I experienced this directly on a project early in my practice. I could see that what the client needed from the design and what the numbers assumed were heading in different directions.

I flagged it once, quietly, and then let the project momentum carry us forward. That choice came back later, at construction, in the form of costs that neither of us had budgeted for.

The conversation I avoided in the design phase turned into a much harder conversation on site.

Pointing out that the pro forma and the design are telling different stories can feel like pulling a fire alarm in a quiet room. But the alternative is waiting until the building tells you itself, which it always does, just at a much higher price.

You Are Already Paying for Early Design Thinking

Here is the argument developers rarely hear framed this way: skipping early architect involvement does not actually save that money. It gets spent anyway, just later and less efficiently.

One of the more common patterns in mid-rise development is the unit mix decision made entirely from market research, with no design input in the room.

A report recommends maximizing one-bedroom units based on downtown condo data, the numbers look defensible, and the decision gets locked. What the report cannot tell you is whether the building’s floor plate can actually deliver that mix without producing units that are narrow, poorly lit, or awkward enough that buyers hesitate.
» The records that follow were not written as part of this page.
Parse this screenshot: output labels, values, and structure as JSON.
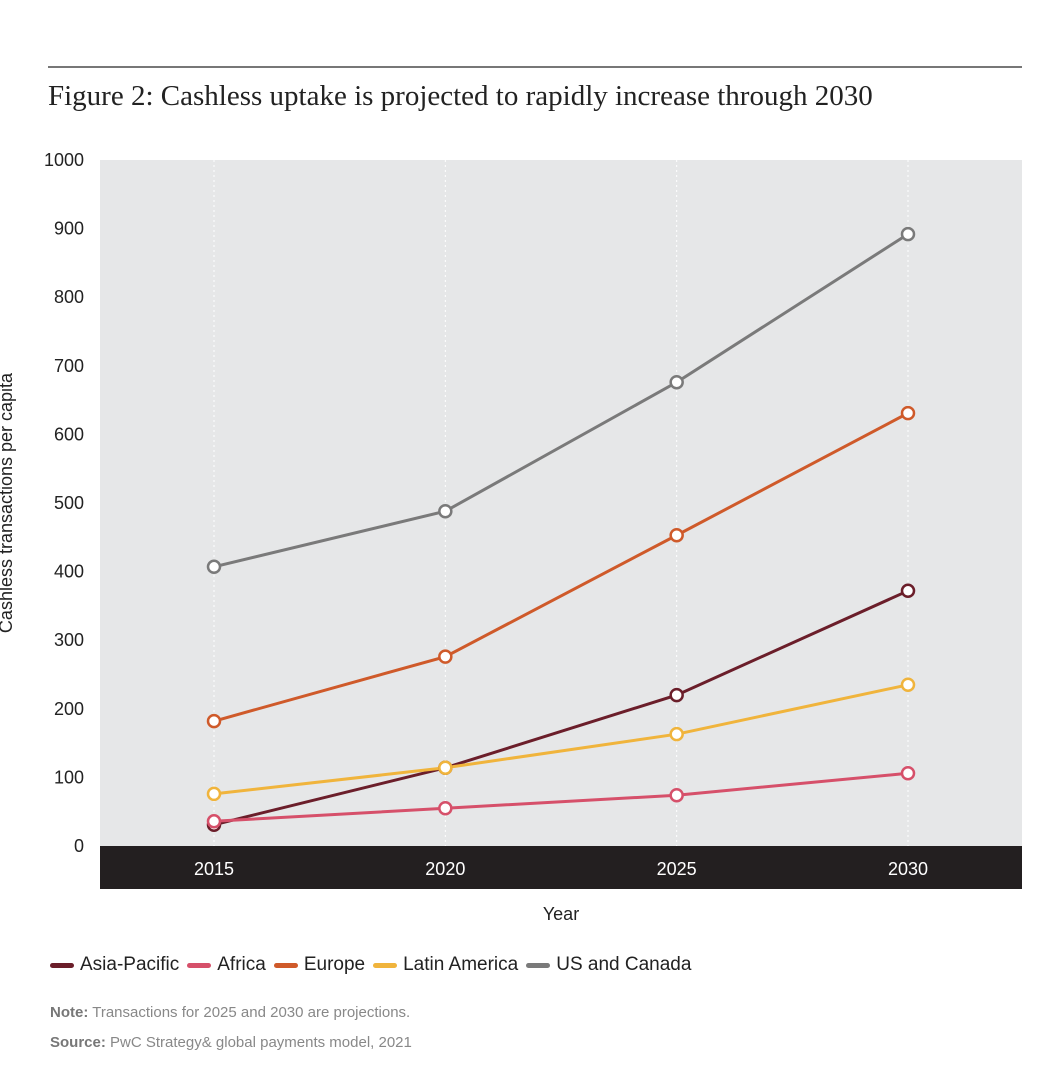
{
  "title": "Figure 2: Cashless uptake is projected to rapidly increase through 2030",
  "chart_data": {
    "type": "line",
    "title": "Figure 2: Cashless uptake is projected to rapidly increase through 2030",
    "xlabel": "Year",
    "ylabel": "Cashless transactions per capita",
    "x": [
      2015,
      2020,
      2025,
      2030
    ],
    "ylim": [
      0,
      1000
    ],
    "yticks": [
      0,
      100,
      200,
      300,
      400,
      500,
      600,
      700,
      800,
      900,
      1000
    ],
    "grid": "vertical dotted",
    "legend_position": "bottom",
    "series": [
      {
        "name": "Asia-Pacific",
        "color": "#6b1e2a",
        "values": [
          31,
          114,
          220,
          372
        ]
      },
      {
        "name": "Africa",
        "color": "#d6506a",
        "values": [
          36,
          55,
          74,
          106
        ]
      },
      {
        "name": "Europe",
        "color": "#cf5a2a",
        "values": [
          182,
          276,
          453,
          631
        ]
      },
      {
        "name": "Latin America",
        "color": "#f0b43c",
        "values": [
          76,
          114,
          163,
          235
        ]
      },
      {
        "name": "US and Canada",
        "color": "#7a7a7a",
        "values": [
          407,
          488,
          676,
          892
        ]
      }
    ]
  },
  "note_label": "Note:",
  "note_text": " Transactions for 2025 and 2030 are projections.",
  "source_label": "Source:",
  "source_text": " PwC Strategy& global payments model, 2021"
}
By the time that reality surfaces, it shows up as slow sales and quiet discounting, both of which cost more than an early design review would have.

The same logic applies when design problems surface late in the process. A mechanical room ends up in the wrong location, and several units on every floor become difficult to sell because of noise.

Fixing it at working drawing stage means change orders across multiple consultants, and the cumulative cost of that correction routinely exceeds the early design fee that was trimmed to keep the budget lean.

Early architect involvement is not an argument for spending more. The money is already in the budget, it is just currently going to permit expediters, change orders, and carrying costs on delays that compound until they become hard to ignore.

Bringing design thinking in earlier is a reallocation, not an addition.

The perception that design is expensive is understandable, but in mid-rise development the more accurate statement is that design deferred is design paid for twice.

Final Thought

My friend and I never did end up working on that project together.

The development did not move forward, and we have not had that conversation since. But what he shared with me that day, without intending to, was a clear picture of how mid-rise developers think about design, and why that thinking tends to cost more than it saves.

As Toronto pushes toward more mid-rise construction to address housing shortages, that conversation is going to repeat itself across hundreds of projects. The instinct to lock the numbers first and fit the design in after is understandable, but the building has a way of pushing back eventually.

Mediocre is not cheaper in mid-rise, in business, or in most things.

It just moves the invoice to a moment when you have much less room to absorb it. Which means the most expensive words in development are probably the ones said quietly at the end of a meeting: “that’s probably fine.”